Uncertain programming model for designing multi-objective reverse logistics networks

Abstract

Given the contradiction between the rapid growth of products and the modest recovery rate of end-of-life products, there is a pressing need to understand the societal significance of establishing a reverse logistics network for end-of-life products. This research constructs an open-loop five-tier reverse logistic network model encompassing customers, centres for collection, disassembly and inspection, remanufacturing, and disposal. A multi-objective mixed-integer nonlinear programming model under uncertainty has been developed.

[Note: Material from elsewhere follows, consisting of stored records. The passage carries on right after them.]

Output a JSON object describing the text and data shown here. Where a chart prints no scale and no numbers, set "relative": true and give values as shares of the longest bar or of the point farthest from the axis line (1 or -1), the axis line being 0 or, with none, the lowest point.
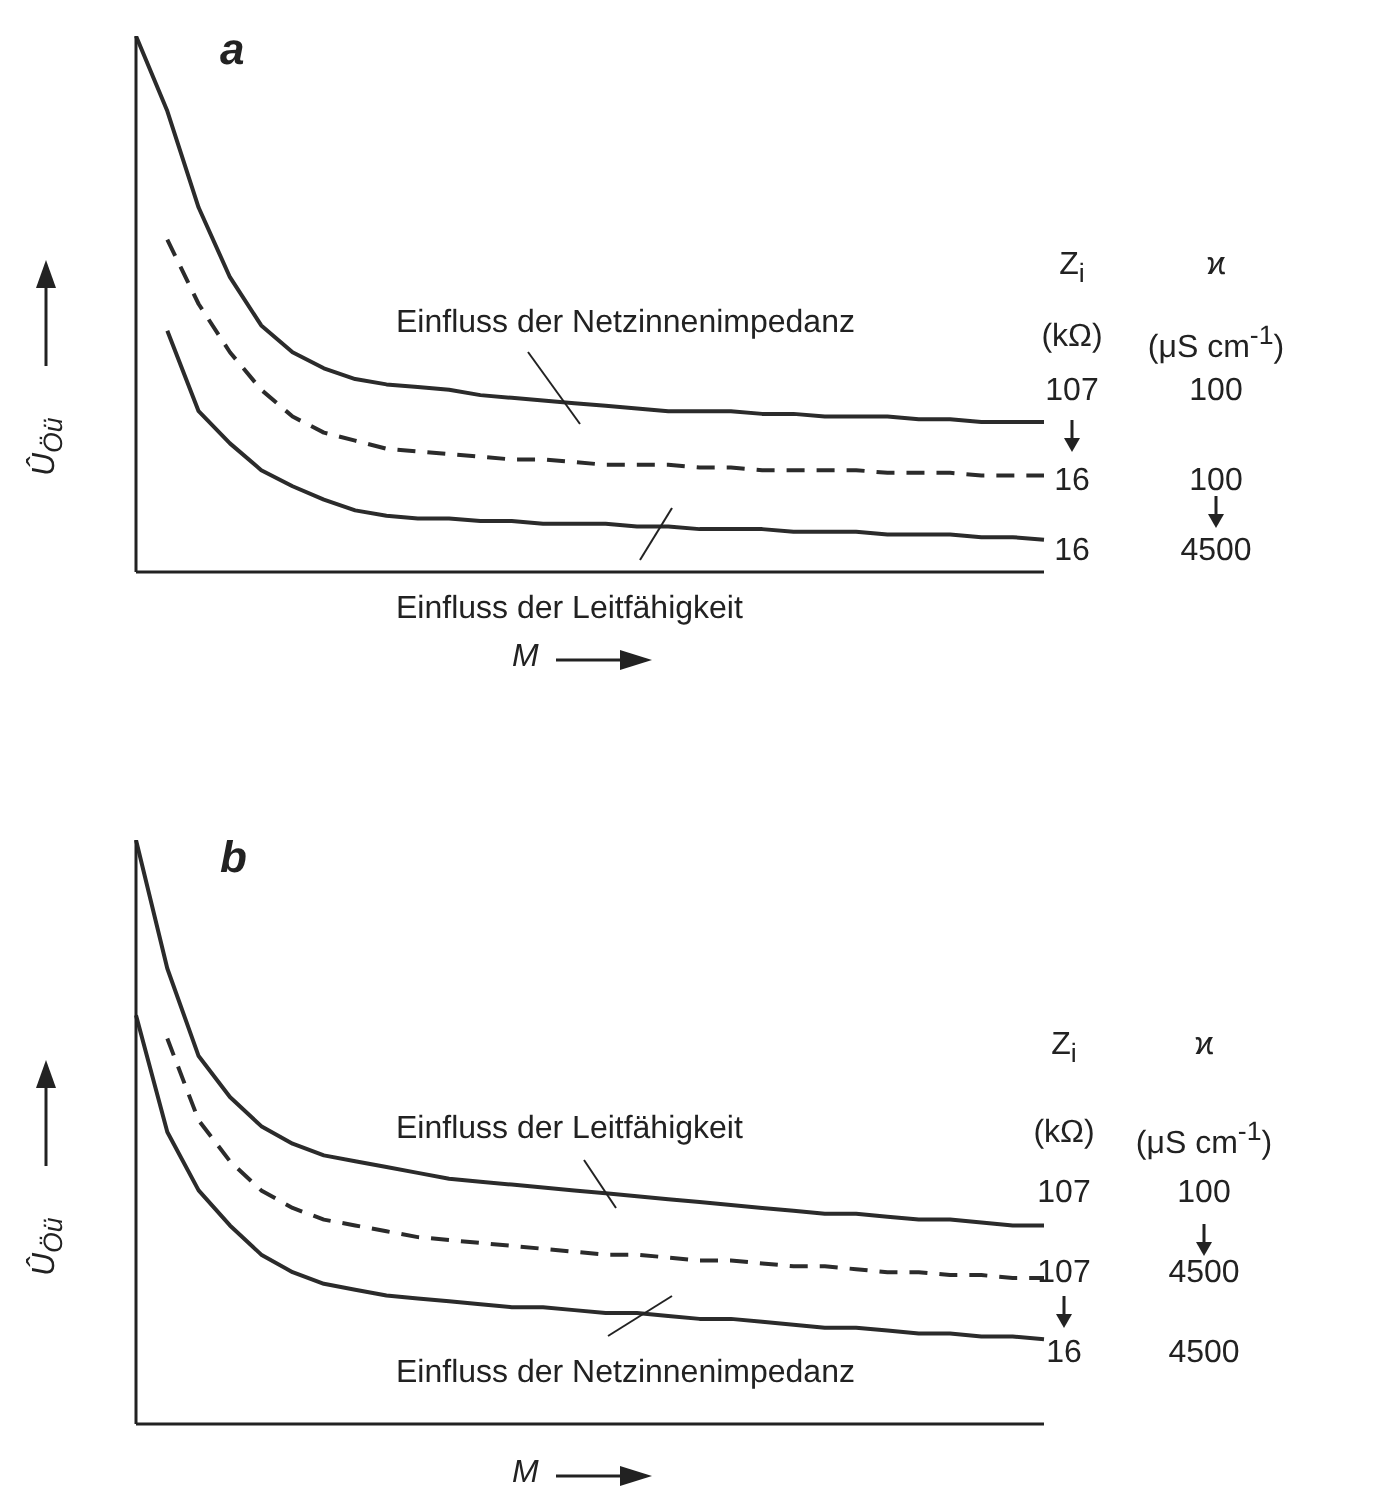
{
  "chart_data": [
    {
      "type": "line",
      "title": "a",
      "xlabel": "M",
      "ylabel": "Û$_{Öü}$",
      "relative": true,
      "legend": false,
      "grid": false,
      "marker": "none",
      "categories": [
        null,
        null,
        null,
        null,
        null,
        null,
        null,
        null,
        null,
        null,
        null,
        null,
        null,
        null,
        null,
        null,
        null,
        null,
        null,
        null,
        null,
        null,
        null,
        null,
        null,
        null,
        null,
        null,
        null,
        null
      ],
      "series": [
        {
          "color": "#2b2b2b",
          "line_style": "solid",
          "values": [
            1.0,
            0.86,
            0.68,
            0.55,
            0.46,
            0.41,
            0.38,
            0.36,
            0.35,
            0.345,
            0.34,
            0.33,
            0.325,
            0.32,
            0.315,
            0.31,
            0.305,
            0.3,
            0.3,
            0.3,
            0.295,
            0.295,
            0.29,
            0.29,
            0.29,
            0.285,
            0.285,
            0.28,
            0.28,
            0.28
          ]
        },
        {
          "color": "#2b2b2b",
          "line_style": "dashed",
          "values": [
            null,
            0.62,
            0.5,
            0.41,
            0.34,
            0.29,
            0.26,
            0.245,
            0.23,
            0.225,
            0.22,
            0.215,
            0.21,
            0.21,
            0.205,
            0.2,
            0.2,
            0.2,
            0.195,
            0.195,
            0.19,
            0.19,
            0.19,
            0.19,
            0.185,
            0.185,
            0.185,
            0.18,
            0.18,
            0.18
          ]
        },
        {
          "color": "#2b2b2b",
          "line_style": "solid",
          "values": [
            null,
            0.45,
            0.3,
            0.24,
            0.19,
            0.16,
            0.135,
            0.115,
            0.105,
            0.1,
            0.1,
            0.095,
            0.095,
            0.09,
            0.09,
            0.09,
            0.085,
            0.085,
            0.08,
            0.08,
            0.08,
            0.075,
            0.075,
            0.075,
            0.07,
            0.07,
            0.07,
            0.065,
            0.065,
            0.06
          ]
        }
      ],
      "annotations": [
        "Einfluss der Netzinnenimpedanz",
        "Einfluss der Leitfähigkeit",
        "Z$_{i}$",
        "ϰ",
        "(kΩ)",
        "(μS cm$^{-1}$)",
        "107",
        "100",
        "16",
        "100",
        "16",
        "4500"
      ]
    },
    {
      "type": "line",
      "title": "b",
      "xlabel": "M",
      "ylabel": "Û$_{Öü}$",
      "relative": true,
      "legend": false,
      "grid": false,
      "marker": "none",
      "categories": [
        null,
        null,
        null,
        null,
        null,
        null,
        null,
        null,
        null,
        null,
        null,
        null,
        null,
        null,
        null,
        null,
        null,
        null,
        null,
        null,
        null,
        null,
        null,
        null,
        null,
        null,
        null,
        null,
        null,
        null
      ],
      "series": [
        {
          "color": "#2b2b2b",
          "line_style": "solid",
          "values": [
            1.0,
            0.78,
            0.63,
            0.56,
            0.51,
            0.48,
            0.46,
            0.45,
            0.44,
            0.43,
            0.42,
            0.415,
            0.41,
            0.405,
            0.4,
            0.395,
            0.39,
            0.385,
            0.38,
            0.375,
            0.37,
            0.365,
            0.36,
            0.36,
            0.355,
            0.35,
            0.35,
            0.345,
            0.34,
            0.34
          ]
        },
        {
          "color": "#2b2b2b",
          "line_style": "dashed",
          "values": [
            null,
            0.66,
            0.52,
            0.45,
            0.4,
            0.37,
            0.35,
            0.34,
            0.33,
            0.32,
            0.315,
            0.31,
            0.305,
            0.3,
            0.295,
            0.29,
            0.29,
            0.285,
            0.28,
            0.28,
            0.275,
            0.27,
            0.27,
            0.265,
            0.26,
            0.26,
            0.255,
            0.255,
            0.25,
            0.25
          ]
        },
        {
          "color": "#2b2b2b",
          "line_style": "solid",
          "values": [
            0.7,
            0.5,
            0.4,
            0.34,
            0.29,
            0.26,
            0.24,
            0.23,
            0.22,
            0.215,
            0.21,
            0.205,
            0.2,
            0.2,
            0.195,
            0.19,
            0.19,
            0.185,
            0.18,
            0.18,
            0.175,
            0.17,
            0.165,
            0.165,
            0.16,
            0.155,
            0.155,
            0.15,
            0.15,
            0.145
          ]
        }
      ],
      "annotations": [
        "Einfluss der Leitfähigkeit",
        "Einfluss der Netzinnenimpedanz",
        "Z$_{i}$",
        "ϰ",
        "(kΩ)",
        "(μS cm$^{-1}$)",
        "107",
        "100",
        "107",
        "4500",
        "16",
        "4500"
      ]
    }
  ]
}
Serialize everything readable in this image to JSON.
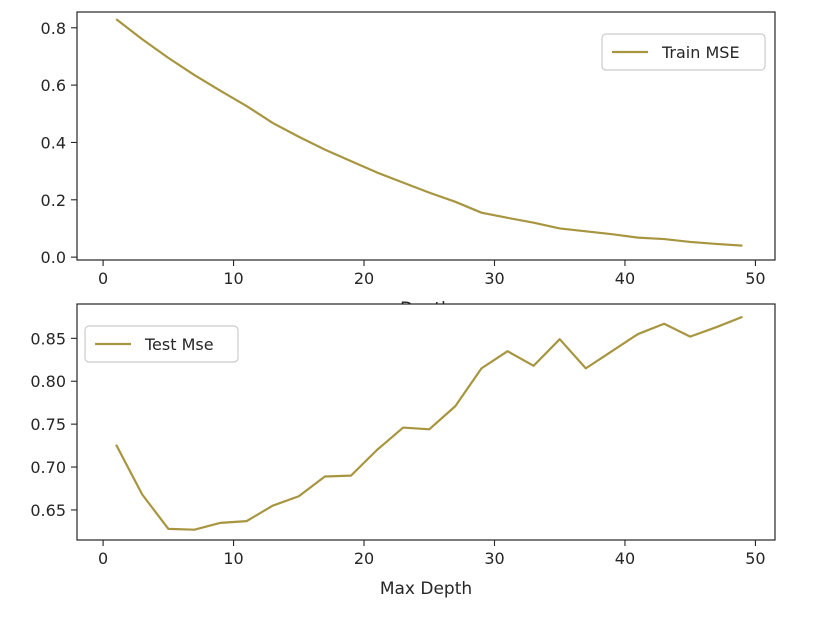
{
  "colors": {
    "series": "#a89540",
    "axis": "#262626",
    "legend_border": "#cccccc"
  },
  "chart_data": [
    {
      "type": "line",
      "title": "",
      "xlabel": "Depth",
      "ylabel": "",
      "xlim": [
        -2,
        51.5
      ],
      "ylim": [
        -0.01,
        0.855
      ],
      "xticks": [
        0,
        10,
        20,
        30,
        40,
        50
      ],
      "yticks": [
        0.0,
        0.2,
        0.4,
        0.6,
        0.8
      ],
      "ytick_labels": [
        "0.0",
        "0.2",
        "0.4",
        "0.6",
        "0.8"
      ],
      "legend_position": "upper-right",
      "series": [
        {
          "name": "Train MSE",
          "x": [
            1,
            3,
            5,
            7,
            9,
            11,
            13,
            15,
            17,
            19,
            21,
            23,
            25,
            27,
            29,
            31,
            33,
            35,
            37,
            39,
            41,
            43,
            45,
            47,
            49
          ],
          "y": [
            0.83,
            0.76,
            0.695,
            0.635,
            0.58,
            0.527,
            0.468,
            0.42,
            0.375,
            0.335,
            0.295,
            0.26,
            0.225,
            0.193,
            0.155,
            0.137,
            0.12,
            0.1,
            0.09,
            0.08,
            0.068,
            0.063,
            0.053,
            0.046,
            0.04
          ]
        }
      ]
    },
    {
      "type": "line",
      "title": "",
      "xlabel": "Max Depth",
      "ylabel": "",
      "xlim": [
        -2,
        51.5
      ],
      "ylim": [
        0.615,
        0.89
      ],
      "xticks": [
        0,
        10,
        20,
        30,
        40,
        50
      ],
      "yticks": [
        0.65,
        0.7,
        0.75,
        0.8,
        0.85
      ],
      "ytick_labels": [
        "0.65",
        "0.70",
        "0.75",
        "0.80",
        "0.85"
      ],
      "legend_position": "upper-left",
      "series": [
        {
          "name": "Test Mse",
          "x": [
            1,
            3,
            5,
            7,
            9,
            11,
            13,
            15,
            17,
            19,
            21,
            23,
            25,
            27,
            29,
            31,
            33,
            35,
            37,
            39,
            41,
            43,
            45,
            47,
            49
          ],
          "y": [
            0.726,
            0.668,
            0.628,
            0.627,
            0.635,
            0.637,
            0.655,
            0.666,
            0.689,
            0.69,
            0.72,
            0.746,
            0.744,
            0.771,
            0.815,
            0.835,
            0.818,
            0.849,
            0.815,
            0.835,
            0.855,
            0.867,
            0.852,
            0.863,
            0.875
          ]
        }
      ]
    }
  ]
}
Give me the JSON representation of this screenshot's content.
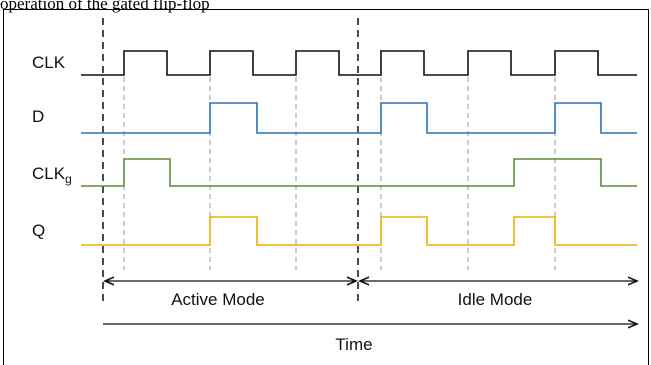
{
  "caption": "operation of the gated flip-flop",
  "signals": [
    {
      "name": "CLK",
      "color": "#111111",
      "row": 0
    },
    {
      "name": "D",
      "color": "#2a72b8",
      "row": 1
    },
    {
      "name": "CLK",
      "subscript": "g",
      "color": "#5e8a36",
      "row": 2
    },
    {
      "name": "Q",
      "color": "#e8b100",
      "row": 3
    }
  ],
  "modes": {
    "active_label": "Active Mode",
    "idle_label": "Idle Mode"
  },
  "time_label": "Time",
  "colors": {
    "clk": "#111111",
    "d": "#2a72b8",
    "clkg": "#5e8a36",
    "q": "#e8b100",
    "guide": "#999999",
    "axis": "#111111"
  }
}
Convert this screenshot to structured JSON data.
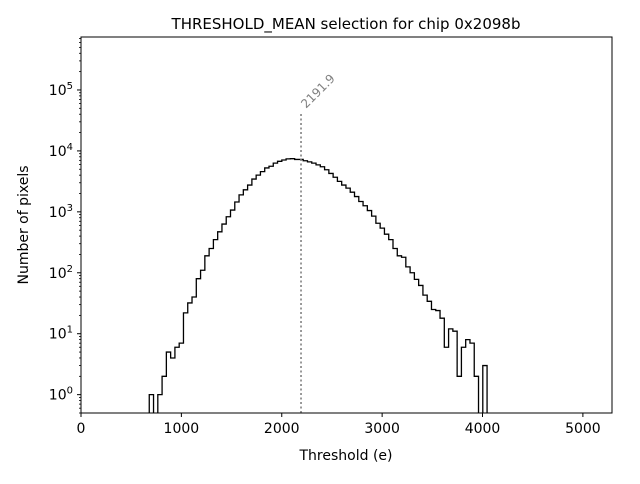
{
  "chart_data": {
    "type": "histogram",
    "title": "THRESHOLD_MEAN selection for chip 0x2098b",
    "xlabel": "Threshold (e)",
    "ylabel": "Number of pixels",
    "xlim": [
      0,
      5290
    ],
    "ylim": [
      0.5,
      740000
    ],
    "yscale": "log",
    "grid": false,
    "x_ticks": [
      0,
      1000,
      2000,
      3000,
      4000,
      5000
    ],
    "x_tick_labels": [
      "0",
      "1000",
      "2000",
      "3000",
      "4000",
      "5000"
    ],
    "y_ticks": [
      1,
      10,
      100,
      1000,
      10000,
      100000
    ],
    "y_tick_labels": [
      {
        "base": "10",
        "exp": "0"
      },
      {
        "base": "10",
        "exp": "1"
      },
      {
        "base": "10",
        "exp": "2"
      },
      {
        "base": "10",
        "exp": "3"
      },
      {
        "base": "10",
        "exp": "4"
      },
      {
        "base": "10",
        "exp": "5"
      }
    ],
    "bin_start": 680,
    "bin_width": 42.6,
    "counts": [
      1,
      0,
      1,
      2,
      5,
      4,
      6,
      7,
      22,
      32,
      40,
      80,
      110,
      190,
      250,
      350,
      470,
      630,
      830,
      1070,
      1450,
      1900,
      2300,
      2750,
      3450,
      4000,
      4570,
      5250,
      5600,
      6300,
      6750,
      7100,
      7400,
      7450,
      7250,
      7250,
      6900,
      6600,
      6300,
      5900,
      5500,
      4900,
      4270,
      3700,
      3160,
      2750,
      2450,
      2100,
      1780,
      1480,
      1260,
      1050,
      850,
      650,
      540,
      430,
      350,
      250,
      190,
      180,
      125,
      100,
      78,
      62,
      43,
      34,
      25,
      24,
      18,
      6,
      12,
      11,
      2,
      6,
      8,
      7,
      2,
      0,
      3
    ],
    "marker": {
      "value": 2191.9,
      "label": "2191.9",
      "top": 42000,
      "color": "#808080"
    },
    "line_color": "#000000"
  }
}
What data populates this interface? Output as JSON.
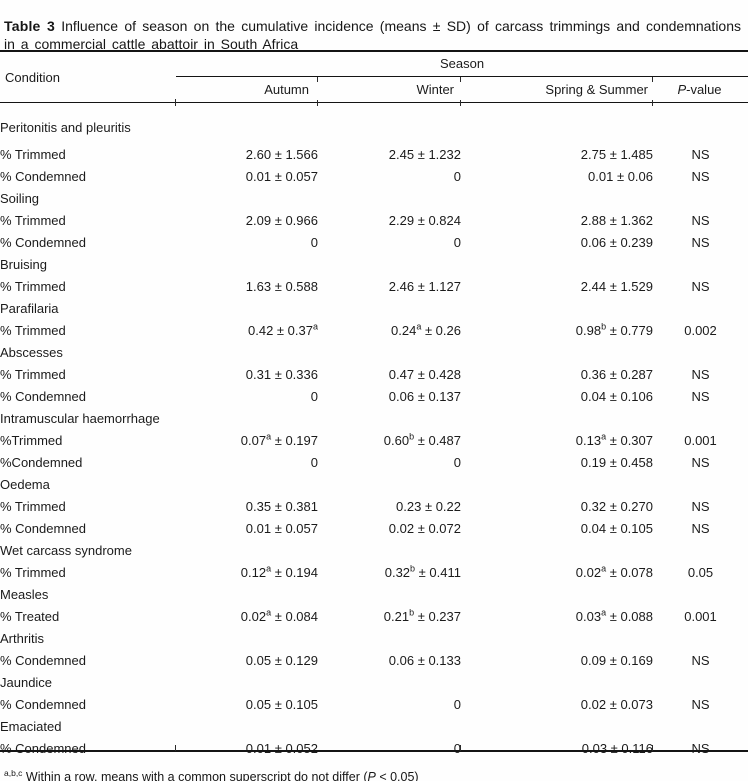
{
  "title": {
    "label": "Table 3",
    "text": "Influence of season on the cumulative incidence (means ± SD) of carcass trimmings and condemnations in a commercial cattle abattoir in South Africa"
  },
  "table": {
    "header": {
      "condition": "Condition",
      "season": "Season",
      "columns": [
        "Autumn",
        "Winter",
        "Spring & Summer"
      ],
      "p_column": {
        "italic": "P",
        "rest": "-value"
      }
    },
    "rows": [
      {
        "type": "category",
        "label": "Peritonitis and pleuritis"
      },
      {
        "type": "data",
        "label": "% Trimmed",
        "autumn": "2.60 ± 1.566",
        "winter": "2.45 ± 1.232",
        "spring_summer": "2.75 ± 1.485",
        "p": "NS"
      },
      {
        "type": "data",
        "label": "% Condemned",
        "autumn": "0.01 ± 0.057",
        "winter": "0",
        "spring_summer": "0.01 ± 0.06",
        "p": "NS"
      },
      {
        "type": "category",
        "label": "Soiling"
      },
      {
        "type": "data",
        "label": "% Trimmed",
        "autumn": "2.09 ± 0.966",
        "winter": "2.29 ± 0.824",
        "spring_summer": "2.88 ± 1.362",
        "p": "NS"
      },
      {
        "type": "data",
        "label": "% Condemned",
        "autumn": "0",
        "winter": "0",
        "spring_summer": "0.06 ± 0.239",
        "p": "NS"
      },
      {
        "type": "category",
        "label": "Bruising"
      },
      {
        "type": "data",
        "label": "% Trimmed",
        "autumn": "1.63 ± 0.588",
        "winter": "2.46 ± 1.127",
        "spring_summer": "2.44 ± 1.529",
        "p": "NS"
      },
      {
        "type": "category",
        "label": "Parafilaria"
      },
      {
        "type": "data",
        "label": "% Trimmed",
        "autumn": "0.42 ± 0.37^a",
        "winter": "0.24^a ± 0.26",
        "spring_summer": "0.98^b ± 0.779",
        "p": "0.002"
      },
      {
        "type": "category",
        "label": "Abscesses"
      },
      {
        "type": "data",
        "label": "% Trimmed",
        "autumn": "0.31 ± 0.336",
        "winter": "0.47 ± 0.428",
        "spring_summer": "0.36 ± 0.287",
        "p": "NS"
      },
      {
        "type": "data",
        "label": "% Condemned",
        "autumn": "0",
        "winter": "0.06 ± 0.137",
        "spring_summer": "0.04 ± 0.106",
        "p": "NS"
      },
      {
        "type": "category",
        "label": "Intramuscular haemorrhage"
      },
      {
        "type": "data",
        "label": "%Trimmed",
        "autumn": "0.07^a ± 0.197",
        "winter": "0.60^b ± 0.487",
        "spring_summer": "0.13^a ± 0.307",
        "p": "0.001"
      },
      {
        "type": "data",
        "label": "%Condemned",
        "autumn": "0",
        "winter": "0",
        "spring_summer": "0.19 ± 0.458",
        "p": "NS"
      },
      {
        "type": "category",
        "label": "Oedema"
      },
      {
        "type": "data",
        "label": "% Trimmed",
        "autumn": "0.35 ± 0.381",
        "winter": "0.23 ± 0.22",
        "spring_summer": "0.32 ± 0.270",
        "p": "NS"
      },
      {
        "type": "data",
        "label": "% Condemned",
        "autumn": "0.01 ± 0.057",
        "winter": "0.02 ± 0.072",
        "spring_summer": "0.04 ± 0.105",
        "p": "NS"
      },
      {
        "type": "category",
        "label": "Wet carcass syndrome"
      },
      {
        "type": "data",
        "label": "% Trimmed",
        "autumn": "0.12^a ± 0.194",
        "winter": "0.32^b ± 0.411",
        "spring_summer": "0.02^a ± 0.078",
        "p": "0.05"
      },
      {
        "type": "category",
        "label": "Measles"
      },
      {
        "type": "data",
        "label": "% Treated",
        "autumn": "0.02^a ± 0.084",
        "winter": "0.21^b ± 0.237",
        "spring_summer": "0.03^a ± 0.088",
        "p": "0.001"
      },
      {
        "type": "category",
        "label": "Arthritis"
      },
      {
        "type": "data",
        "label": "% Condemned",
        "autumn": "0.05 ± 0.129",
        "winter": "0.06 ± 0.133",
        "spring_summer": "0.09 ± 0.169",
        "p": "NS"
      },
      {
        "type": "category",
        "label": "Jaundice"
      },
      {
        "type": "data",
        "label": "% Condemned",
        "autumn": "0.05 ± 0.105",
        "winter": "0",
        "spring_summer": "0.02 ± 0.073",
        "p": "NS"
      },
      {
        "type": "category",
        "label": "Emaciated"
      },
      {
        "type": "data",
        "label": "% Condemned",
        "autumn": "0.01 ± 0.052",
        "winter": "0",
        "spring_summer": "0.03 ± 0.116",
        "p": "NS"
      }
    ]
  },
  "footnote": {
    "superscript": "a,b,c",
    "before_p": "Within a row, means with a common superscript do not differ (",
    "p": "P",
    "after_p": " < 0.05)"
  }
}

Unlike previous research, this model accounts for surrounding residents' disutility of facilities while simultaneously minimizing economic costs and environmental impact. Besides, uncertainty theory is introduced in solving the proposed model. More specifically, the formulated model converts all uncertain variables into uncertain distributions by implementing the uncertain multi-objective programming method. Furthermore, a customised non-dominated sorting genetic algorithm III (NSGA-III) is proposed and is employed for the first time to address facility selection and recycling volume distribution within the network. The model is then validated using a real-life case study focusing on end-of-life vehicles in Changchun, China. This research could assist decision-makers in both governmental and private sectors in achieving a balanced approach to the interests of the economy, environment, and local communities comprehensively when designing reverse supply chains.